The community bylaws talk in several places about "the OCA or its
equivalent". What makes something an equivalent to the OCA?

Something I missed while reviewing previous drafts is that there
doesn't seem to be a definition of contribution and/or how/which code
gets integrated into a project. One could assume that the OCA (or its
equivalent) defines that. But, even if you accept that as guiding
principle, those are for new original works. But OpenJDK often sees
contributions of code that are not covered by that definition. Like
the periodic import of util-concurrent, the jaxws drops, etc. All
which contain of existing code, owned by several other parties.
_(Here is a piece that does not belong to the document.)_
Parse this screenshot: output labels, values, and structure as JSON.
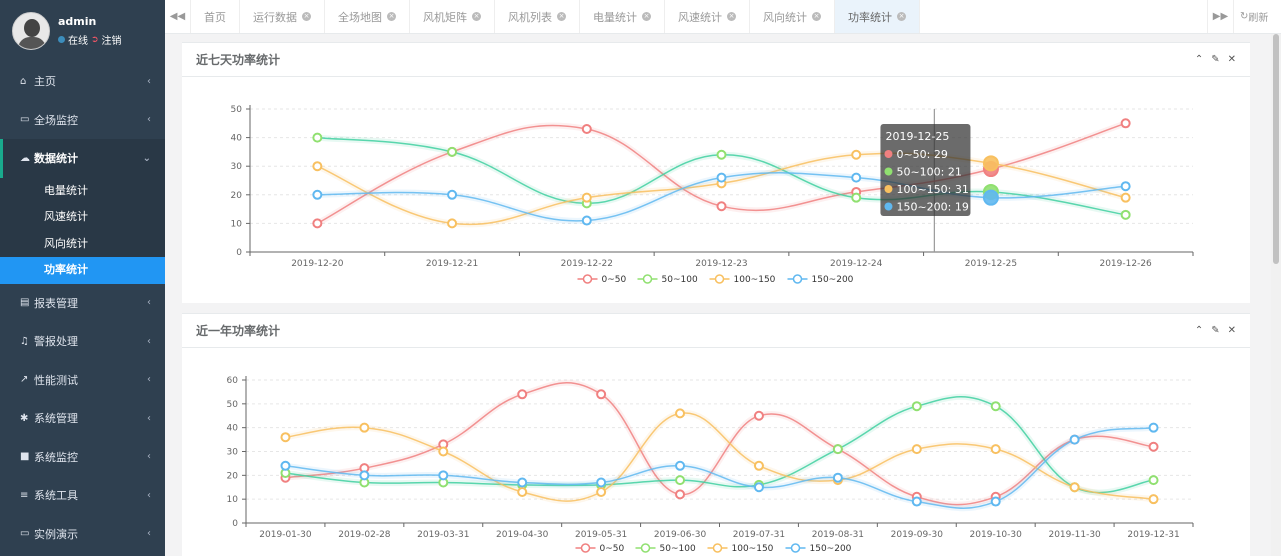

On the
other hand we have things like the javax.script rhino code integrated
into the icedtea build process or the icedtea applet and webstart
support, which currently aren't accepted as contributions into OpenJDK
to provide various support of functionality that people expect from a
JDK. So, what defines which code contributions can or cannot be
dropped into an openjdk project?

It might make the definition of "Project" a bit less abstract by
making clear that the eventual goal is to get their artifacts into a
JDK release Project. They might fail to do that of course. But then at
least you have some measure of progress for a project.
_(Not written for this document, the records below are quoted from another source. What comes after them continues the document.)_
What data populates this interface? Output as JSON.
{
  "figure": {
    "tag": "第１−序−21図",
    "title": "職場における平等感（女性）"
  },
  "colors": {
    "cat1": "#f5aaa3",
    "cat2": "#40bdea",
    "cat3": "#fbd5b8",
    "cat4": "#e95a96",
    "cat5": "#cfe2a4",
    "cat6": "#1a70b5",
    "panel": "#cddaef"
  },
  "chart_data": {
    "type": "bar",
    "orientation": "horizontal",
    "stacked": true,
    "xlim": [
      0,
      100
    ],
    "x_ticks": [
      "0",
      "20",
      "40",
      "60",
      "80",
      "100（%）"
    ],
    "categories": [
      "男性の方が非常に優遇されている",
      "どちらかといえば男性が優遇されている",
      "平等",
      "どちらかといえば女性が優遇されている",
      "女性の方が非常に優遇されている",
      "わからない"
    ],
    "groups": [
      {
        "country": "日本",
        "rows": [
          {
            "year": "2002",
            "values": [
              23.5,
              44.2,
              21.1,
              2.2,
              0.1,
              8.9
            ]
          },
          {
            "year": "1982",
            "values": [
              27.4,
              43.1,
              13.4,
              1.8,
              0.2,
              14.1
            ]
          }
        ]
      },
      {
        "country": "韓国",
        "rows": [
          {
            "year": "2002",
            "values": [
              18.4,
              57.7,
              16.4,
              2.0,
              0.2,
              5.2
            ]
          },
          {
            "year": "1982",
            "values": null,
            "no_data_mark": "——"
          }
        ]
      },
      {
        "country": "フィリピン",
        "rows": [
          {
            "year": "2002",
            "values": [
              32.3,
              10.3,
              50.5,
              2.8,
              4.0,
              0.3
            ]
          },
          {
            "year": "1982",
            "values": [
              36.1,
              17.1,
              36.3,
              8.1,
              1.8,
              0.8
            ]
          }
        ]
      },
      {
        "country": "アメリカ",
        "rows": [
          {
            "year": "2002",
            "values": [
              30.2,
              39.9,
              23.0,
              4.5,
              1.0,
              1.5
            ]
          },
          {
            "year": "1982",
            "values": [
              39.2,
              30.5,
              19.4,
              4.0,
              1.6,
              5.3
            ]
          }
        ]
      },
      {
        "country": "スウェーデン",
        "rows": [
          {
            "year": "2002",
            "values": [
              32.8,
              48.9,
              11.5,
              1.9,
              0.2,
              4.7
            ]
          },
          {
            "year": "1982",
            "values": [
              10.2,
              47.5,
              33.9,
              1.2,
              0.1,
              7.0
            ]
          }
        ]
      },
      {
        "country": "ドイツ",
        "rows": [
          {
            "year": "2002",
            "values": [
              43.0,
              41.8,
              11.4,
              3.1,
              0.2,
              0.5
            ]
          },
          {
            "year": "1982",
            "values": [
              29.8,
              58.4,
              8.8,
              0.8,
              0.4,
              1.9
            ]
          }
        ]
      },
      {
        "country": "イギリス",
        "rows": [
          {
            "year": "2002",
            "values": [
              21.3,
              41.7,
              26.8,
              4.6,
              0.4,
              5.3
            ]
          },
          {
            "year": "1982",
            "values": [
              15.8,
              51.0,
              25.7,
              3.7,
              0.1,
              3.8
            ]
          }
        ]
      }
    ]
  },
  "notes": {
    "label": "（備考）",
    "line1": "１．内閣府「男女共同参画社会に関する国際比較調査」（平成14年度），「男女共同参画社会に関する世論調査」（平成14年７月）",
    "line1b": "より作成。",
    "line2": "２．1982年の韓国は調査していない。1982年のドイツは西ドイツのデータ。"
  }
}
The "Availability of Specifications and Tests" section is a very good
start. Please make this so that it is a requirement for new
specifications and tests that a project may adopt. We cannot change
the past. But we can make sure the rules are clear and transparent for
the future. So add something like "for new specifications and tests
adopted by project, this is a must, not a should". Also please make
clear that the "reasonable assistance to help resolve it" should be
made public. e.g. "provide an alternative public test case and/or
publish the relevant portion of the specification requirement
publicly".

I am really happy about the addition of the section pointing out the
community collaborates on code licensed under GPL. Since this is now
part of the Bylaws, does this also mean the board and members can
upgrade from version 2 to version 3 of the GPL according to the rules
formulated in clause 9? If not, what would be the procedure to upgrade
to version 3?

While looking at the trademark license I was surprised to find version
1.1 at http://openjdk.java.net/legal/openjdk-trademark-notice.html and
in the actual code repositories. A long time ago there was a proposal
for a version 1.2 of the trademark license that would allow IcedTea to
present itself as OpenJDK under some circumstances (swapping out
hotspot for a newer version, backporting stuff from 7 to 6, etc. but
not when swapping out hotspot for cacao for example). It seems this
upgrade never actually happened, but IcedTea does now present itself
as if it is called OpenJDK in certain cases that don't seem allowed by
the 1.1 version. Oops...  The 1.2 variant/discussion can be found at
http://mail.openjdk.java.net/pipermail/discuss/2008-March/000687.html

The qanda (15) reply to recognition question points to the convention
of preserving credits in the metadata of the mercurial commits. But
there is IMHO actually a better mechanism in place thanks to the OCA
(see, I am actually able to say at least one positive thing about
it). Since the OCA is not a copyright assignment, you only share your
rights on the contribution, the contributor will keep its copyright on
the contribution. And such copyright statements have to be retained in
the source code.

The bylaws say that there should be "An assessment of the openness and
transparency of the development process and its supporting
infrastructure", but don't really describe sanctions. Currently there
are a couple of proposals for infrastructure changes (bug database,
code review framework) that are in danger of being implemented using
closed proprietary code. This would effectively make it impossible for
contributors to implement effective code changes to this
infrastructure.  The licenses section should explicitly also
cover the infrastructure code used and deployed by the project. These
are tools developers will have to work with every day, and so they
should be free to change, adapt and share their modifications to them
with others to make their usage more effective.